Proof of Theorem 1.2.

Let G be an infinite locally finite simple group with only nilpotent or pronormal subgroups. Using [Reference Kegel and Wehrfritz15, Theorem 4.4], we may assume that G is countably infinite. Let $\mathcal {K}$ be a Kegel cover of G; using Theorem 1.1, we may certainly arrange this in such a way that the Kegel factors are either all of type $\operatorname {A}_n$ or all of type $^2\!\operatorname {B}_2$ .

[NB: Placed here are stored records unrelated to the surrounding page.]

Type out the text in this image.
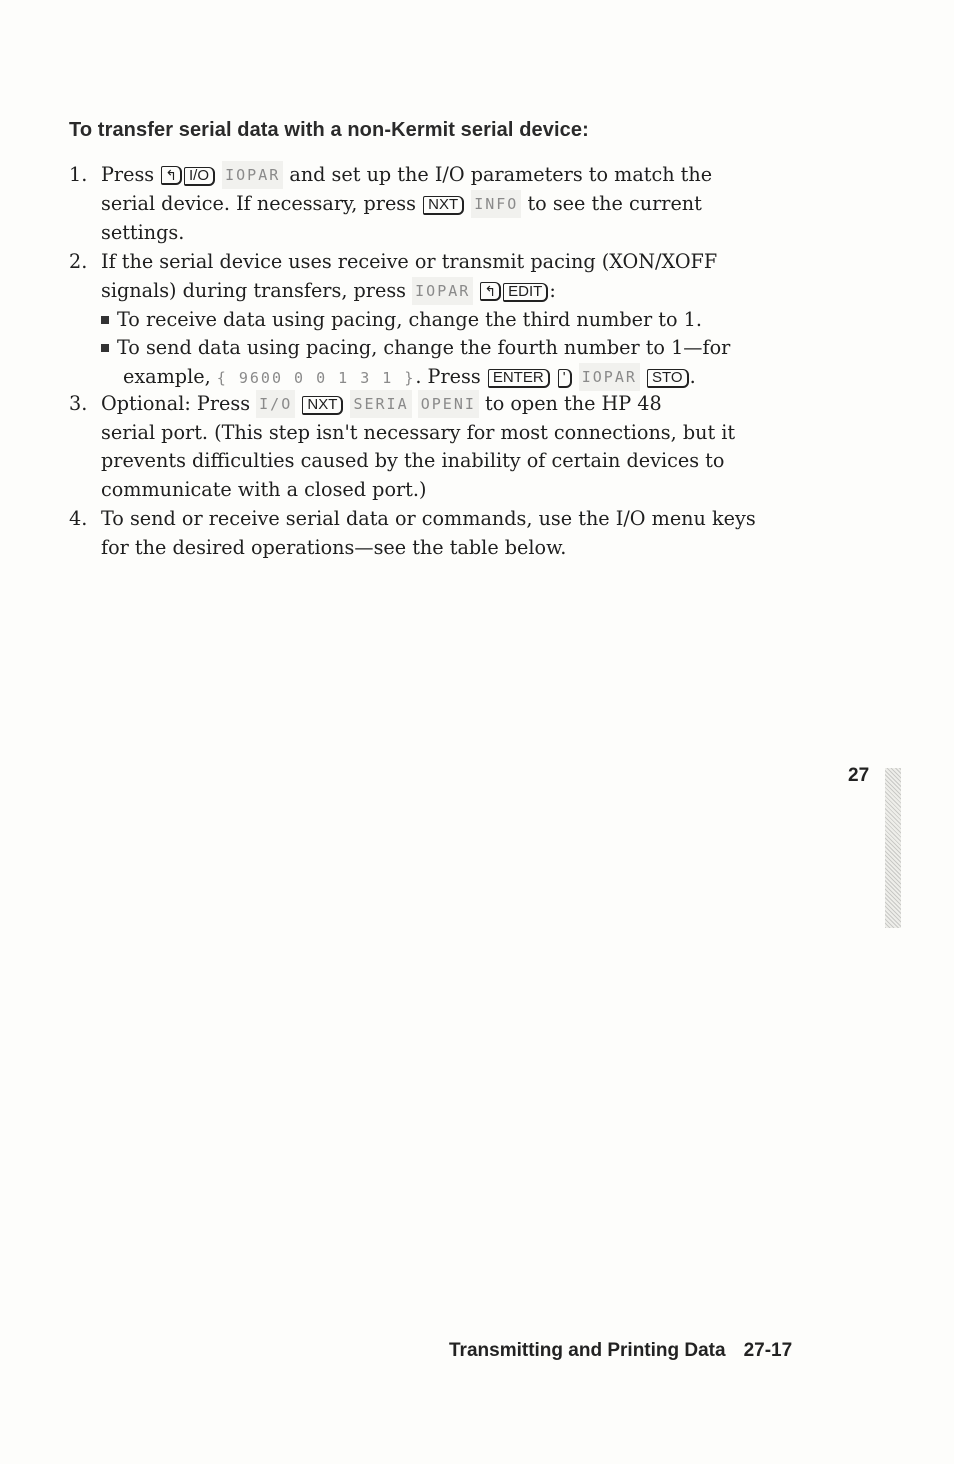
To transfer serial data with a non-Kermit serial device:
1. Press ↰ I/O IOPAR and set up the I/O parameters to match the
serial device. If necessary, press NXT INFO to see the current
settings.
2. If the serial device uses receive or transmit pacing (XON/XOFF
signals) during transfers, press IOPAR ↰ EDIT :
To receive data using pacing, change the third number to 1.
To send data using pacing, change the fourth number to 1—for
example, { 9600 0 0 1 3 1 }. Press ENTER ' IOPAR STO .
3. Optional: Press I/O NXT SERIA OPENI to open the HP 48
serial port. (This step isn't necessary for most connections, but it
prevents difficulties caused by the inability of certain devices to
communicate with a closed port.)
4. To send or receive serial data or commands, use the I/O menu keys
for the desired operations—see the table below.
27
Transmitting and Printing Data 27-17
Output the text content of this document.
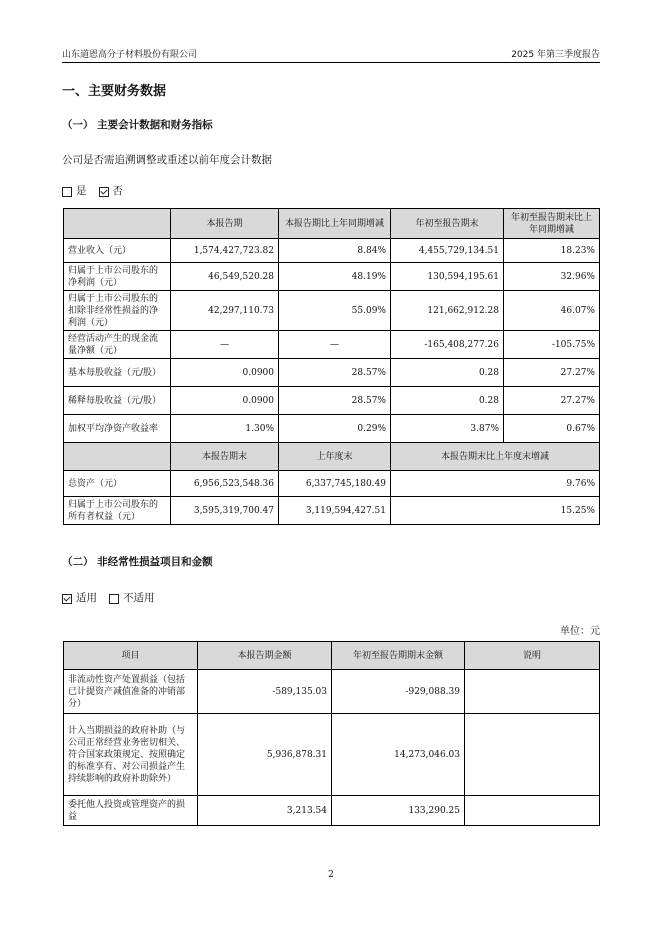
山东道恩高分子材料股份有限公司	2025 年第三季度报告
一、主要财务数据
（一） 主要会计数据和财务指标
公司是否需追溯调整或重述以前年度会计数据
是 否
	本报告期	本报告期比上年同期增减	年初至报告期末	年初至报告期末比上年同期增减
营业收入（元）	1,574,427,723.82	8.84%	4,455,729,134.51	18.23%
归属于上市公司股东的净利润（元）	46,549,520.28	48.19%	130,594,195.61	32.96%
归属于上市公司股东的扣除非经常性损益的净利润（元）	42,297,110.73	55.09%	121,662,912.28	46.07%
经营活动产生的现金流量净额（元）	—	—	-165,408,277.26	-105.75%
基本每股收益（元/股）	0.0900	28.57%	0.28	27.27%
稀释每股收益（元/股）	0.0900	28.57%	0.28	27.27%
加权平均净资产收益率	1.30%	0.29%	3.87%	0.67%
	本报告期末	上年度末	本报告期末比上年度末增减	
总资产（元）	6,956,523,548.36	6,337,745,180.49	9.76%	
归属于上市公司股东的所有者权益（元）	3,595,319,700.47	3,119,594,427.51	15.25%	
（二） 非经常性损益项目和金额
适用 不适用
单位：元
项目	本报告期金额	年初至报告期期末金额	说明
非流动性资产处置损益（包括已计提资产减值准备的冲销部分）	-589,135.03	-929,088.39	
计入当期损益的政府补助（与公司正常经营业务密切相关、符合国家政策规定、按照确定的标准享有、对公司损益产生持续影响的政府补助除外）	5,936,878.31	14,273,046.03	
委托他人投资或管理资产的损益	3,213.54	133,290.25	
2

Since every finite subgroup of G is isomorphic to a subgroup of some Kegel factor, [Reference Hall and Hartley13, Theorem 1] and Malcev’s representation theorem yield that G is linear over some field. Now, it follows from [Reference Kegel and Wehrfritz15, Proposition 4.6] that G is the union of an ascending chain of finite simple groups and this is impossible by Theorem 1.1.